FURCHE: Wie motivieren Sie Ihren Schritt von der Wissenschaft in die Politik?

ERMACORA: Ich glaube durch meine fast 20jährige Arbeit gezeigt zu haben, daß ich als Wissenschaftler zu den Fragen der Gesellschaftstheorie mehr oder weniger Entscheidendes beitragen kann. Es ist für mich jetzt der Punkt gekommen, wo ich mich wissenschaftlich entweder tiefer dem Völkerrecht widmen muß, oder den Problemen der eigentlichen Gesellschaftstheorie. Um diese voll und ganz zu begreifen, kann man nicht nur zuschauen, sondern muß man mitgestalten. Darüber hinaus sind mir die Max-Scheler-Worte, eines der führenden Wissenschaftstheoretikers zu Beginn dieses Jahrhunderts, im Ohr, wo er sagte: Es mag eine wissenschaftliche Theorie noch so gut sein, wenn es keine Menschen gibt, die sie aufgreifen und verwirklichen, bleibt diese Theorie eben nur in den Büchern.

FURCHE: Sie haben wiederholt eine Totalrevision der Verfassung gefordert. Einer Verfassung, die, wie Sie meinen, von tatsächlichen Gegebenheiten, von Fakten überwuchert ist und sich in weiten Bereichen der modernen Gesellschaft nicht konform zeigt. Gehört diese Totalrevision der Verfassung, oder zumindest d&r Versuch, sie umzuformen, zu ihren Anliegen in der kommenden Legislaturperiode?

ERMACORA: Die Forderung nach einer Totalrevision der Verfassung entspringt aus der wissenschaftlichen Erkenntnis von dem Verhältnis politischer Wirklichkeit und Verfassungsrecht. Ich glaube, daß die bisherige Politik in Österreich die Verfassung als ein notwendiges Übel ansieht, die eher zur Last wird, als daß man mit ihr etwas gestaltet. Ich werde es schwer haben, die politischen Pragmatiker davon zu überzeu gen, an eine Verfassungsreform heranzugehen. Jedenfalls wäre es notwendig, daß bei normalen gesellschaftlichen Verhältnissen das Parlament in Form von großangelegten „Hearings“ Hauptstück für Hauptstück der Bundesverfassung der Öffentlichkeit konfrontiert und daß man die Fragen ihrer Bewährung diskutiert.

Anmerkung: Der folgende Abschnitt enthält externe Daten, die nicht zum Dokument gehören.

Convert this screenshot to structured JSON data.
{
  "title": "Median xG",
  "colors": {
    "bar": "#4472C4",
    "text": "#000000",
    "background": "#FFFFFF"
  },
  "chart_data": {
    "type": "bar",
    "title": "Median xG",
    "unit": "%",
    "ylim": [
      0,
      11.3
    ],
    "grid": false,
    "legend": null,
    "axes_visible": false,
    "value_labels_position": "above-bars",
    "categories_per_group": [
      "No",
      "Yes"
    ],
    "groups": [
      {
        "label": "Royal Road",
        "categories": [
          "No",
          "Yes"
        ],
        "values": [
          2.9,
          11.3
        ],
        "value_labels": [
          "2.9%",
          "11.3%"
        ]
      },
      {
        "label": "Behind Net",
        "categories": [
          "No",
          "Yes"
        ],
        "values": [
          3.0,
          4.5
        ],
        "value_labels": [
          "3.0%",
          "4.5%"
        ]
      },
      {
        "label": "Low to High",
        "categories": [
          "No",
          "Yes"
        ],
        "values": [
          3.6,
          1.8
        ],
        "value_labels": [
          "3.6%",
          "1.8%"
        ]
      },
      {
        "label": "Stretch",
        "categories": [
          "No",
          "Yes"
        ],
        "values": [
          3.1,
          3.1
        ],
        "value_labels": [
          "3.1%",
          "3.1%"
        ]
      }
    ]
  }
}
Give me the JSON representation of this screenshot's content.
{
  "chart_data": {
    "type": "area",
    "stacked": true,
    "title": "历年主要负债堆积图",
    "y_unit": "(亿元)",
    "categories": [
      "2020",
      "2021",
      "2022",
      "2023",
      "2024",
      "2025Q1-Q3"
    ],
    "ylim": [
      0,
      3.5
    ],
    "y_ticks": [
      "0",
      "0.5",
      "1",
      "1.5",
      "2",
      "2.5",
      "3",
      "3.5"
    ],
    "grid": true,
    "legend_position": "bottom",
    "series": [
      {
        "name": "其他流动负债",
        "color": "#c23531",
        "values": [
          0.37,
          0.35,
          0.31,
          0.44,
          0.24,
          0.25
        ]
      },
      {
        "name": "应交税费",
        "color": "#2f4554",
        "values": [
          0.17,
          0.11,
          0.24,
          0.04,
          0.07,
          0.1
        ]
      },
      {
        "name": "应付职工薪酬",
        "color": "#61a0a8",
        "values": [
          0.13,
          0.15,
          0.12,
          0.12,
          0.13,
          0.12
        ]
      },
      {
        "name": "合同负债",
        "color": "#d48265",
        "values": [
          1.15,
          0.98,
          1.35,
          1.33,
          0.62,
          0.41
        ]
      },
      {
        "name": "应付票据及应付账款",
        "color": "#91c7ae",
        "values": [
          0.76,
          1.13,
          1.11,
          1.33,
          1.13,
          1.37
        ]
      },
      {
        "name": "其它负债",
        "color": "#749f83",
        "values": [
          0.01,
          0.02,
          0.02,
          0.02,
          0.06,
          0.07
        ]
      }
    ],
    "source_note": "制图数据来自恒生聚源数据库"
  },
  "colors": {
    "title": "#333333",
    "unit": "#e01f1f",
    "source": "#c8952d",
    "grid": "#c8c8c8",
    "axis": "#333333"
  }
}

FURCHE: Sie haben den Schritt in die Politik auch getan, um — wie Norbert Leser es genannt hat — der Politik ihre wissenschaftliche Unschuld zu nehmen. Wie würden Sie sich selbst, gültig für die nächsten vier Jahre, definieren?

ERMACORA: Ich sehe mich in der nächsten Legislaturperiode als einen Akzentuierer und Moderator.

FURCHE: Auch Akzelerator?

ERMACORA: Gewiß auch. Es gibt genug Probleme, die beschleunigt behandelt werden sollten …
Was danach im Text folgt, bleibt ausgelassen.